L.G. (Freck) Shivelbine, Mayor Al Spradling III, KFVS-TV's Mary-Ann Maloney and Southeast Missourian editor Joe Sullivan will perform as the Hoover Quartet tonight at Southeast Missouri State University.
Harold Lichtenegger taught band in the Puxico schools for 25 years before a stroke forced him to retire in 1992. The 53-year-old was paralyzed on his left side and has lost some of his peripheral vision.
But he has learned ways to compensate for his disability, and at one point in tonight's 15th annual Olde-Tyme Band Concert will take the baton from Southeast Symphonic Wind Ensemble conductor Dr. Robert Gifford. Lichtenegger will conduct in public for the first time since his stroke, a march by a favorite composer John Philip Sousa.

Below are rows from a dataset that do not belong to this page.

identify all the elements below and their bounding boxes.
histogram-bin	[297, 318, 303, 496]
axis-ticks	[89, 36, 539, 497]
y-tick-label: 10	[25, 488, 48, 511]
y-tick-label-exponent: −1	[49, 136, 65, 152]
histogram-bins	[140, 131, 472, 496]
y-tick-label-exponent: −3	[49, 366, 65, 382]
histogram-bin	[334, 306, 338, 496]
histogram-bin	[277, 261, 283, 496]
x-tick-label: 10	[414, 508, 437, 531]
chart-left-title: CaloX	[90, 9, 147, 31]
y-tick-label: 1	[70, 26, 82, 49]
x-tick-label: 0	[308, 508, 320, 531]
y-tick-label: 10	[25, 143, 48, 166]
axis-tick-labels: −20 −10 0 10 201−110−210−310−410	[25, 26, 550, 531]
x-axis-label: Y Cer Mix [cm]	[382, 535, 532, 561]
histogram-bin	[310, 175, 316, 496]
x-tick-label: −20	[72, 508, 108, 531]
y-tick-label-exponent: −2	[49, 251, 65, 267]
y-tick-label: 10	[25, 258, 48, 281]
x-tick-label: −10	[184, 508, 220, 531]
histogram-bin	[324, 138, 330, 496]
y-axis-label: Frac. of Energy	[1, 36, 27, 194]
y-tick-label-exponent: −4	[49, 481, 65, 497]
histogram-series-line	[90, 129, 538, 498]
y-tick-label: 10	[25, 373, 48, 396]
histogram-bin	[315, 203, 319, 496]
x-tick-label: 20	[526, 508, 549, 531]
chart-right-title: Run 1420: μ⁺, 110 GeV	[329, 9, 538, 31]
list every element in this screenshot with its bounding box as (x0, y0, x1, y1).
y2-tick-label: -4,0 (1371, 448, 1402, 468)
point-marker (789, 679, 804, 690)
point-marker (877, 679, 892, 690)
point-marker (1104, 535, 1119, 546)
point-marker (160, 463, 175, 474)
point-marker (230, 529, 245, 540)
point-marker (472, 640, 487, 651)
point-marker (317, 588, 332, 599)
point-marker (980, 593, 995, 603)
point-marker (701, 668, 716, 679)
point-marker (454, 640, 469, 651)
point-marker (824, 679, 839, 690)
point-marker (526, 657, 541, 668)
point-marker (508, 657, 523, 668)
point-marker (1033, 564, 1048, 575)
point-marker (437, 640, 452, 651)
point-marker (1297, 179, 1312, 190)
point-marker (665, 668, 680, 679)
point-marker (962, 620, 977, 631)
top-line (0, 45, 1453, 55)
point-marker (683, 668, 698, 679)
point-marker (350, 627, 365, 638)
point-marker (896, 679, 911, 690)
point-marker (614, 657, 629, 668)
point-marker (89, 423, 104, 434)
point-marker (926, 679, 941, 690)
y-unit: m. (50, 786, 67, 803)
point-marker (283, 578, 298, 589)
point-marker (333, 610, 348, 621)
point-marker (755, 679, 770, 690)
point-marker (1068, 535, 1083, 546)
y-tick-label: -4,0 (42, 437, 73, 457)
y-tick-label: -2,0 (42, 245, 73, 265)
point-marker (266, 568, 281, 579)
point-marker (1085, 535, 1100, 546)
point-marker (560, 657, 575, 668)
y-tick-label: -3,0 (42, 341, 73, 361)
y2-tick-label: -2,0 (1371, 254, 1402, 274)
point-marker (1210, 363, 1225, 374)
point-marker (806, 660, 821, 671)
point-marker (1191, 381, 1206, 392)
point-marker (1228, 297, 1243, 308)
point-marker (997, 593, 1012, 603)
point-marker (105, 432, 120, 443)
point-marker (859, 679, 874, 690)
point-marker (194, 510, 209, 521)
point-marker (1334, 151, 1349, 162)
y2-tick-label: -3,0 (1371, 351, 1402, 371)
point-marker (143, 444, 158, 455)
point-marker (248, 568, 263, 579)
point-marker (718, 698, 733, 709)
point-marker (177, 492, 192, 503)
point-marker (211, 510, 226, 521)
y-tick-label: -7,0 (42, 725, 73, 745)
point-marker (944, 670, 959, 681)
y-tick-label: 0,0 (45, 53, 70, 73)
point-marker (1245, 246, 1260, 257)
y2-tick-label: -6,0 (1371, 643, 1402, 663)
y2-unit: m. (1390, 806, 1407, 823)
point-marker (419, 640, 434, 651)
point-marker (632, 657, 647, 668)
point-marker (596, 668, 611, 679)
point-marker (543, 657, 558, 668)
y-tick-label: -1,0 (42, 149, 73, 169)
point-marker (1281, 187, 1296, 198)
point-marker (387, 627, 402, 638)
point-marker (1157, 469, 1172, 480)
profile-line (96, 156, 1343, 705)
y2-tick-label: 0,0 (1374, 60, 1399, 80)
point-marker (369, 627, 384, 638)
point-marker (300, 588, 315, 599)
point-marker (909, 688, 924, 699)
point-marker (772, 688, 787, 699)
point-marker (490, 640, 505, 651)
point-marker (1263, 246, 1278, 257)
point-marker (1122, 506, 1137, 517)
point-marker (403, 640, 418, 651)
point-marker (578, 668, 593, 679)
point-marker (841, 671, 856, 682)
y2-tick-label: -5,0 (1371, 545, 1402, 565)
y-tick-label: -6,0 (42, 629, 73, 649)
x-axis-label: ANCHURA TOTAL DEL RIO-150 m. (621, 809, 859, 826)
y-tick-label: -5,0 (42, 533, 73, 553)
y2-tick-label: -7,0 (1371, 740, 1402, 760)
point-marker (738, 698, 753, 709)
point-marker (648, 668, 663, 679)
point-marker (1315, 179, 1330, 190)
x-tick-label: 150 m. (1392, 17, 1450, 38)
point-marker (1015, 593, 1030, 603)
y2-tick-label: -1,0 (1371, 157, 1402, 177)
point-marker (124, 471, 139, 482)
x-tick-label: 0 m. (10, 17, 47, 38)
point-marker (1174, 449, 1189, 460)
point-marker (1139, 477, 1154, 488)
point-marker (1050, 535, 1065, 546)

Also on the evening's bill are flutist Paul Thompson; the Air Force ROTC Straight Arrow Drill Team; the Collegiate Ringers handbell ensemble of Centenary United Methodist Church; and the Hoover Quartet, a novelty act in which four well-known Cape Girardeau personages will attempt music on three vacuum cleaners and a floor polisher.
The Hoovers are Cape Girardeau Mayor Al Spradling III, KFVS-TV anchor Mary-Ann Maloney, Southeast Missourian editor Joe Sullivan and L.G. (Freck) Shivelbine of Shivelbine's Music Store.
The concert will begin at 7:30 p.m. in the University Center Ballroom at Southeast. Admission is $5 for adults, $3.50 for seniors and students under 18, and $2 with a university ID.
Proceeds from the concert will go toward helping endow a music scholarship in Lichtenegger's name at the university. About $8,500 has been raised so far, most of it through a dance organized by his brother John about three years ago. The amount needed to endow the scholarship is $10,000.
Lichtenegger, who now lives at Wappapello Lake, grew up in Jackson. He and his wife Anita met in the late 1960s when both played in the Golden Eagles. He is a past president of the Southeast Missouri Music Educators Association and was on the board of the Missouri Music Educators Association.
He has made a major recovery from the stroke and didn't lose any of his learned knowledge. He walks with difficulty and has been using a wheelchair recently because of a foot infection.
Tonight's concert excites him. "It's going to be a great mental boost to conduct," he says.
Having a scholarship in his name is important to him, Lichtenegger said, because it will reward future students and remind them of his example -- that of someone who as a sixth-grader watched LeRoy Mason conduct the Jackson High School Band and knew he wanted to do that, too.
"LeRoy Mason was my mentor," he said of Mason, the legendary director of Southeast's marching band from 1957 to 1976. became a legendary Southeast band director. "If it wasn't for Leroy Mason I wouldn't have had those 25 years."